Se você pertence a uma religião e seu vizinho à outra, o bom senso estabelece que cada um siga cultivando a sua fé, uma vez que o Brasil é um país laico. Ou seja, determina o respeito a todas as crenças, certo? Errado. De acordo com o Disque 100, canal do Governo Federal que acolhe denúncias de violação de direitos humanos, o número de registros de intolerância religiosa cresceu 140% entre 2018 e 2023. Ao longo de 2018, esse canal recebeu 615 denúncias contra 1.418 em 2023.
Tentativa de combater a intolerância religiosa
Não por acaso, o Ministério da Igualdade Racial lançou há alguns meses um programa para radiografar e combater o chamado “racismo religioso” no Brasil – termo que vem substituindo “intolerância religiosa”. Uma vez que grande parte das denúncias formalizadas está relacionada às religiões de matriz africana, engrossadas majoritariamente por populações negras, o programa tem como meta instituir projetos que previnam episódios de racismo religioso e reduzam os números da violência e da discriminação contra as vítimas.
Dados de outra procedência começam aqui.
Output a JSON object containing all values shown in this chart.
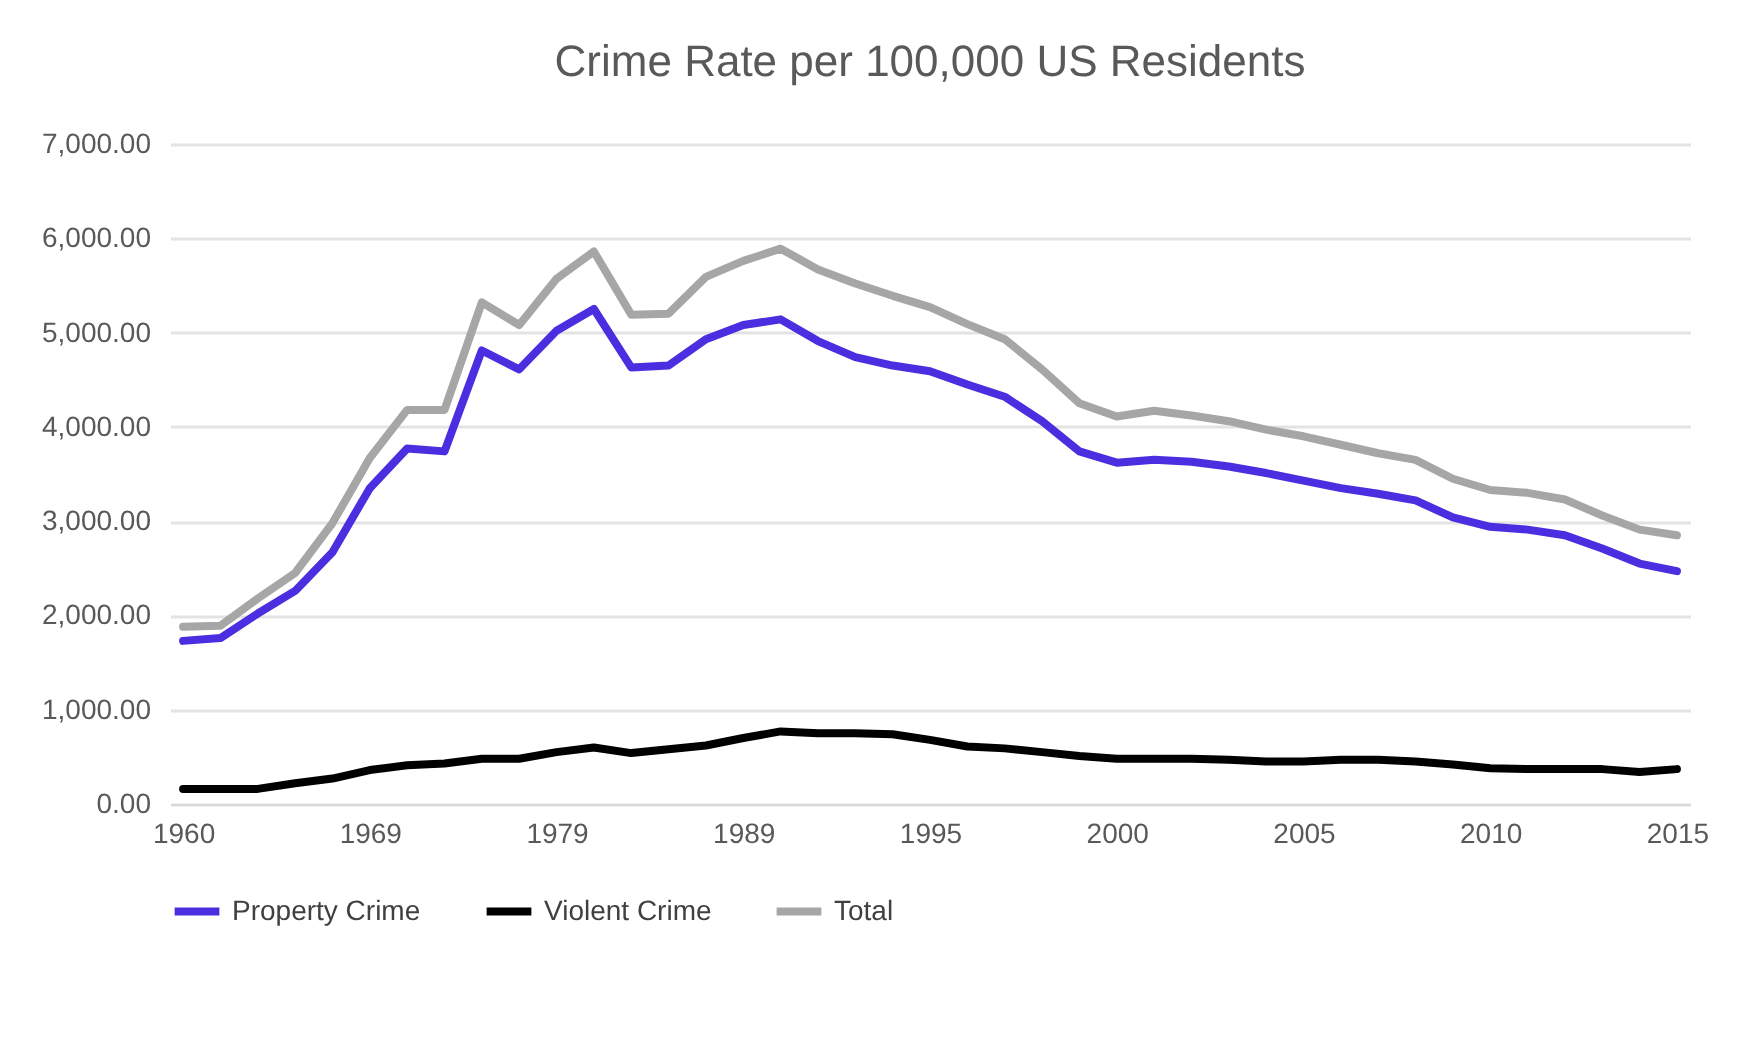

Mas por que isso continua acontecendo, ainda que a intolerância religiosa seja considerada um crime no Brasil, previsto pela lei 14.532, com pena de até cinco anos de prisão e pagamento de multa? “A punição inibe temporariamente comportamentos, mas não muda a tendência de se comportar de determinada maneira”, explica a psicóloga Mônica Valentim. “É necessário punir para se obter algum controle social. Mas não é possível esperar que isso vá fazer com que as pessoas aprendam a se comportar melhor”, complementa.
A intolerância é um comportamento ancestral
Para Mônica, o atavismo pode explicar a reação dos intolerantes que cometem violência física ou psicológica contra pessoas de crenças diferentes. Atavismo é a tendência de reproduzir comportamentos, costumes e ideias ancestrais de forma não consciente. “Ainda carregamos muitos traços das sociedades pré-agrícolas, quando a sobrevivência de um grupo dependia da destruição de outros”, cita. Nessas sociedades, a escassez de alimentos levava indivíduos reunidos num grupo a combater estranhos para proteger esses recursos.
“O que vai nos tornar menos primitivos é nossa capacidade de observar os sentimentos que experimentamos para que possamos responder ao que está surgindo em nós de um modo mais pró-social, não apenas porque isso soa bonito, mas porque é nossa única possibilidade de sobrevivência enquanto espécie”, continua a psicóloga.
Ela acredita que a globalização cultural, reforçada por sentimentos nacionalistas, conservadores e discriminatórios, também vem contribuindo para aumentar os casos de intolerância ou racismo religioso. O intolerante se sente no direito de preservar seus valores e suas verdades, mesmo que isso afete a integridade do próximo.
O que fazer, então, para mudar essa situação? “Acredito no desenvolvimento da percepção de que estamos todos conectados. Enquanto nos percebermos separados uns dos outros, estaremos sempre sob ameaça. Pode parecer utopia, mas, se olharmos para todos os momentos mais tristes da história, vamos notar que eles vieram sempre com esse fomento à ideia de superioridade de um grupo em relação a outro”, destaca a psicóloga.
Lentidão na Justiça
Na opinião do professor Alex Santana França, docente da Universidade Estadual de Santa Cruz, em Ilhéus (BA), e especialista em metodologia do ensino de história e cultura afro-brasileira, a lei que equipara injúria racial ao racismo, e que também protege a liberdade religiosa, só não traz resultados mais efetivos por conta de falhas do próprio sistema. “Há todo um processo, muitas vezes moroso, que envolve não só a denúncia do crime, mas também a investigação, o julgamento e a possível punição. Na maioria dos casos, esse processo não se completa, reforçando ainda mais o sentimento de impunidade e de descrença na lei”, afirma.
Para França, o combate ao racismo religioso deveria envolver todas as instâncias da administração pública, inclusive escolas. Ele defende que os professores sejam instruídos sobre diversidade cultural para que os casos de racismo religioso não permaneçam isolados na esfera judicial.
“Infelizmente, o debate público sobre religião no Brasil ainda não consegue se desvincular do privado, então, muitos professores e professoras não separam suas crenças religiosas pessoais do compromisso maior que é a formação dos estudantes para a cidadania e o respeito às diferenças, a fim de garantir uma boa convivência coletiva. Daí a necessidade de se investir em cursos de formação inicial e continuada com ênfase nesses temas”, argumenta o professor.